| Patients often understand the unique benefits of cranial
osteopathy through personal experience (as if they are remembering
a long forgotten truth about themselves), yet they may still
have difficulty rationalising how significant changes are
possible with such gentle and minimal intervention. The depths
of osteopathy can be explained by the body’s role in
the healing process. Where possible the osteopath will allow
the body’s own healing mechanisms to create the complex
changes necessary to achieve health.
Osteopathy
in the Cranial Field (OCF) was originally used to treat the
head (hence the name), whereas today it is used to contact
and treat all parts of the body. OCF was discovered by Dr.
William Garner Sutherland a student of Dr. A.T.Still (The
founder of osteopathy).
In 1899 Dr Sutherland observed a mounted disarticulated skull
(a skull where all the individual bones have been separated
and suspended in anatomical orientation) and noted that the
joints of the temporal bones were bevelled like the gills
of a fish.
Given
his knowledge of osteopathy, he knew that all ‘structure
of the body must have a related function (and visa versa)’.

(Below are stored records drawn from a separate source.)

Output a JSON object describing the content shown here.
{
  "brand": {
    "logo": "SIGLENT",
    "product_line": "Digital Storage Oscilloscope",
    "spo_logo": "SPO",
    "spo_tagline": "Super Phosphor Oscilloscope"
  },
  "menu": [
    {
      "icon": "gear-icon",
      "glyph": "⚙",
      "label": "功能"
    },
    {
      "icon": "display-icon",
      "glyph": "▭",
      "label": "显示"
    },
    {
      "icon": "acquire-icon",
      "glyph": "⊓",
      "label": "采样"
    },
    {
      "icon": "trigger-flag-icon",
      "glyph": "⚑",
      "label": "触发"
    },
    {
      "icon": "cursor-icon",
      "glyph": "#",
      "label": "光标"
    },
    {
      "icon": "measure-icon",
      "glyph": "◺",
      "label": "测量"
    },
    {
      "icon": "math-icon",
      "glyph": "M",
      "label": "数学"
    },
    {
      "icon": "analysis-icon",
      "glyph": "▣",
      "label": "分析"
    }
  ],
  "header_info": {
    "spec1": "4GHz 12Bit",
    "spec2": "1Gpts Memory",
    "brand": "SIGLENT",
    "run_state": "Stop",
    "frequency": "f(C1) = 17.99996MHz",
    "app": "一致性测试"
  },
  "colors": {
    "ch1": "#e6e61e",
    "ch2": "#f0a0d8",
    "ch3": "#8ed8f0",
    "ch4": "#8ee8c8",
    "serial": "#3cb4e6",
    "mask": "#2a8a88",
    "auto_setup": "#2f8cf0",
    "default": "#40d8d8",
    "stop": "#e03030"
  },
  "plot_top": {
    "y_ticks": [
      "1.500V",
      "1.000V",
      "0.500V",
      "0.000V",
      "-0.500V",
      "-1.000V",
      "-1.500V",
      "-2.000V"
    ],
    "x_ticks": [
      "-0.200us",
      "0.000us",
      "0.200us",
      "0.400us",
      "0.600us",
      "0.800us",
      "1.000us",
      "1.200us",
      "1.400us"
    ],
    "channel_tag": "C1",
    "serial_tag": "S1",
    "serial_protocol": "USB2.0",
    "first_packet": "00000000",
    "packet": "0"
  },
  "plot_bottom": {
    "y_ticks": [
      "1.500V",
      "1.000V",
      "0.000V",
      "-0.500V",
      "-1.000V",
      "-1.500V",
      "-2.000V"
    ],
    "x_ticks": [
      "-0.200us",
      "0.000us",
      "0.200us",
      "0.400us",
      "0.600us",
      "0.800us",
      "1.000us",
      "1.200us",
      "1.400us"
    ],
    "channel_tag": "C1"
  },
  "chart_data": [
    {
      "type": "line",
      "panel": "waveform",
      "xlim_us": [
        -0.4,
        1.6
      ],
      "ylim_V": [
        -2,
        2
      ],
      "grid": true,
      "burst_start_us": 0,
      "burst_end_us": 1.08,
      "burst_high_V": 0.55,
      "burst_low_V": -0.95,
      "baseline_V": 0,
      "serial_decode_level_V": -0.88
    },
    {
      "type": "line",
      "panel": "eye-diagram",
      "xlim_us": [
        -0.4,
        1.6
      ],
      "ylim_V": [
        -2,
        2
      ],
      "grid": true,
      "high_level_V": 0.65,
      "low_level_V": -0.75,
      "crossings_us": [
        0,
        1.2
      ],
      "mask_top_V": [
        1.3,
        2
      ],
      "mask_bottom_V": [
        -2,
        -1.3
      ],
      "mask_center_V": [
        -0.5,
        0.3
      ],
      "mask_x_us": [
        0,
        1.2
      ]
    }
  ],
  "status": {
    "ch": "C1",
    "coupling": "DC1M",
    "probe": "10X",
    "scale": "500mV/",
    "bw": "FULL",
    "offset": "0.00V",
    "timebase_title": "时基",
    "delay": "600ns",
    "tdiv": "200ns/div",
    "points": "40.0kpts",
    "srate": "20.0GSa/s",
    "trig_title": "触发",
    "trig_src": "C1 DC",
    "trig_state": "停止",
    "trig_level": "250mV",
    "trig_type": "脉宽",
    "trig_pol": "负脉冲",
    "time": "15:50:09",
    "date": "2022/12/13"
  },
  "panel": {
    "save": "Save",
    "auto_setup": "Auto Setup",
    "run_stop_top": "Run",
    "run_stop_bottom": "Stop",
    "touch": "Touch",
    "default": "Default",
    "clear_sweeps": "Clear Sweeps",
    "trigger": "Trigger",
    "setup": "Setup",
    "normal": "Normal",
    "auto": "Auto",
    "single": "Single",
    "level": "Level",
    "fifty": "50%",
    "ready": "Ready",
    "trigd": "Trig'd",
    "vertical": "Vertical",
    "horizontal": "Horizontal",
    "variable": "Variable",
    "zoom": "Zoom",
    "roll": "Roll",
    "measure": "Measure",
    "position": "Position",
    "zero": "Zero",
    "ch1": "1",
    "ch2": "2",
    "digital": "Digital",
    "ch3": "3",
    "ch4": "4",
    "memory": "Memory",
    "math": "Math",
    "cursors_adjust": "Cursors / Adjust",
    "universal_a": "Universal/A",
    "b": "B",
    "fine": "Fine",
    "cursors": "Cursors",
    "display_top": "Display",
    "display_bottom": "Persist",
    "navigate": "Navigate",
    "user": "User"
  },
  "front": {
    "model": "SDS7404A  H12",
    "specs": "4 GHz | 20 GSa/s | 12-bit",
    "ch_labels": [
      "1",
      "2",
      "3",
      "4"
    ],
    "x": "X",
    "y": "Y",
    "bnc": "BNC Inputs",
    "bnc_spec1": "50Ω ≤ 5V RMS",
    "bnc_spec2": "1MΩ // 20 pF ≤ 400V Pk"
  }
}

It was his assertion that the bones of the skull must have
formed to accomodate some type of breathing or movement: without
movement, such articulating joints of the skull would not
exist: the skull would become solid bone. It is reported that
he approached Dr Still with this observation: Dr Still's reply
was that the articulations of the skull were intended to accomodate
for fluid fluctuations within the cranium. As research and
practice in the cranial field of osteopathy has developed
over the past 100 years, a great deal of knowledge has accumulated
about such tidal forces.
Dr Sutherland spent 30 years researching the mechanical properties
of all the joints and individual bones of the skull (attempting
to disprove the theory that the bones had developed to accommodate
such movement): often experimenting upon himself by forcefully
restricting the movement of various bones and their articulations,
so as to observe the (often unpleasant) results. In 1929 he
began to teach the osteopathic profession those perceptual
skills required to observe and treat the mechanical effects
of trauma to the head (and body) using OCF. Cranial osteopathy
involves harnessing the internal forces generated by the body’s
‘self-healing and self-regulating mechanisms’.
Often people hold onto things longer than they have to. In
the case of trauma, this can amount to an entire life-time.
Changes associated with accumulated trauma create an accelerated
process of aging. We begin to experience a decline in the
functions of biomechanics, fluid drainage, nutrient and oxygen
supply, breathing, digestion, elimination, reproduction, rest
and repair, immunity and cognition. Eventually we can succumb
to the experiences of pain and disease.
In time, we adapt to reduced function. Our experiences of
youthful vibrant health become long forgotten memories of
the past. Osteopathy in the Cranial Field assists in the process
of remembering.
It is in moments of stillness when the mind is quiet and
suspended, that we are filled with inspiration. This is the
experience of Biodynamic Osteopathy. Biodynamic Osteopathy
is a name coined by Dr James Jealous DO, an American osteopath
that continues Dr Sutherland's (and other notable osteopath's)
developing work in the cranial field. Biodynamics documents
a shift away from a structual/anatomical perception of the
body, towards that of a functional perception of health and
the expression of nature and the divine within each patient.
“Be Still and Know”
~ Dr. William Garner Sutherland DO
From within stillness, a person’s vibrant
health and potential emerges.
“It is the objective
of the doctor to find health,
anyone can find disease.”
~ Dr. AT Still
An individual has self healing mechanisms which are able
to resolve the effects of past trauma, and so naturally restore
integrated and harmonious balance to the whole self.